Попались они в Драге. Куда Стах торопился весьма ретиво, даже оставив долги за спиной. Тут срочные дела поспели, и, в прежнее время сговорившись, должно встретиться с Харитоном. Хартика точно был не при чём – тем не менее, именно здесь подкараулили бдительные Гназды. Видать, опять кто-то где-то увидал…

Здесь, в Драге – самой жаркой и неистовой оказалась любовная постель. Время ли подоспело, или снег, сыпанув на палый лист, забелив слякоть – взъярил огонь в печи… а с ним и другой… тот, что внутри из невесть каких глубин поднимается…

Дни и ночи в Драге – не разнимались жадные тела. Как только на промыслы-заботы ещё находилось рвение?! Но худо-бедно, по накатанной стезе – дело делалось. А в каморке под высокой крышей скворечником прилепилось крылечко-балкон.
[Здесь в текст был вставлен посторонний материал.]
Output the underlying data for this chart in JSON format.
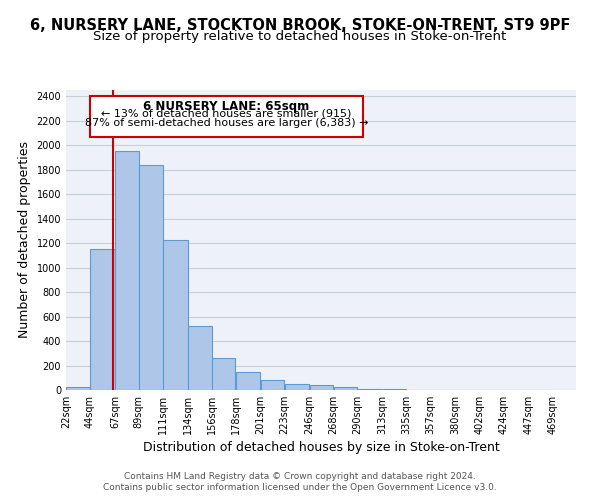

Там засыпа́ла снежная крупа жухлую листву винограда, секла по стёклам, припорашивала чёрные дубовые рамы, и печь пылала во всём своём огненном исступлении.

Исторгнуть шквал восторга из сердца любимого – и потонуть, влиться в тот восторг – вот что владело помыслом каждый миг, а уж о неге плотской – тут и говорить не приходится…

Как ни странно – в самые жгучие моменты находились упрёки, и ссора выглядывала из-за белой занавески у окна… Горькие пени носились над сладострастным ложем, при соединении коих причудливым образом так вспенивались и бурлили чувства, что долгого их шипения с лихвой хватало до следующего закипания.

– Ах, злодей! – обвивалась вокруг Стаха Лала, и острота пронзала насквозь, – ты соблазнил меня! Обесчестил! Мне порежут косы, посадят в поруб! Ради тебя, цвет мой райский! Ради тебя!

– Поделом тебе! Сколько мучила! – свирепел Стах, впиваясь в безвольно стекающее с постели тело. – Почто не далась мне в тот же миг, всё на свете забыв?!

Кровать развалилась на третий день. Да что кровать? Стонали дубовые полы. Осенний ветер лупил в стёкла, ревел надсадно – вторил Стаху. Нижние жильцы съехали с подозрительной поспешностью. Влюблённые, считай, не выходили из своего убежища. Что им за дело было до жильцов – да и до кого бы то ни было.

– Как прекрасна ты, Лалу моя сладостная! – вырывалось у Стаха в минуты, когда шипение стихало, и тихо оседала пена. Дрожащая Лала лежала пред ним изломанной, сбитой слёту лебедью, и красота обжигала очи – до боли, до муки!

– Как я не ослеп ещё – от красоты твоей! И больно глядеть – и нельзя не глядеть! Я, Лалу, бесконечно Бога благодарю – что даровал глаза людям! Я теперь знаю, зачем глаза. Любоваться тобой! Как бы я жил без глаз?

Но она приснилась ему как-то в ночь.

Может, ветер хлестал в окна… может, внизу, во дворе – кто-то орал по пьяни… Была же какая-то причина – отчего снилась она…

Ах, если б Лала!

Только тогда, сквозь сон – пожалел он, что не ослеп. Она и прежде снилась… И – нехорошо это было.

Нехорошо.

Наиболее свирепо завывал ветер в то ненастное утро, когда в гостиницу Драги, распахнув ногой дверь, ввалились четверо молодцов. Лица всех были столь гневны и решительны, что, когда старший из них обратился к владельцу двора вежливо и даже любезно, того потянуло спрятаться под стол от этого странного противоречия. Впрочем, далее действия посетителей оказались вполне благоразумны: едва на требования отпереть им дверь такого-то номера хозяин ответил вполне естественным отказом, на него уставились два пистолета. Виноград возле крылец Стаха рос хлипковато, да и дверь оттуда заперта по причине осенних прохлад.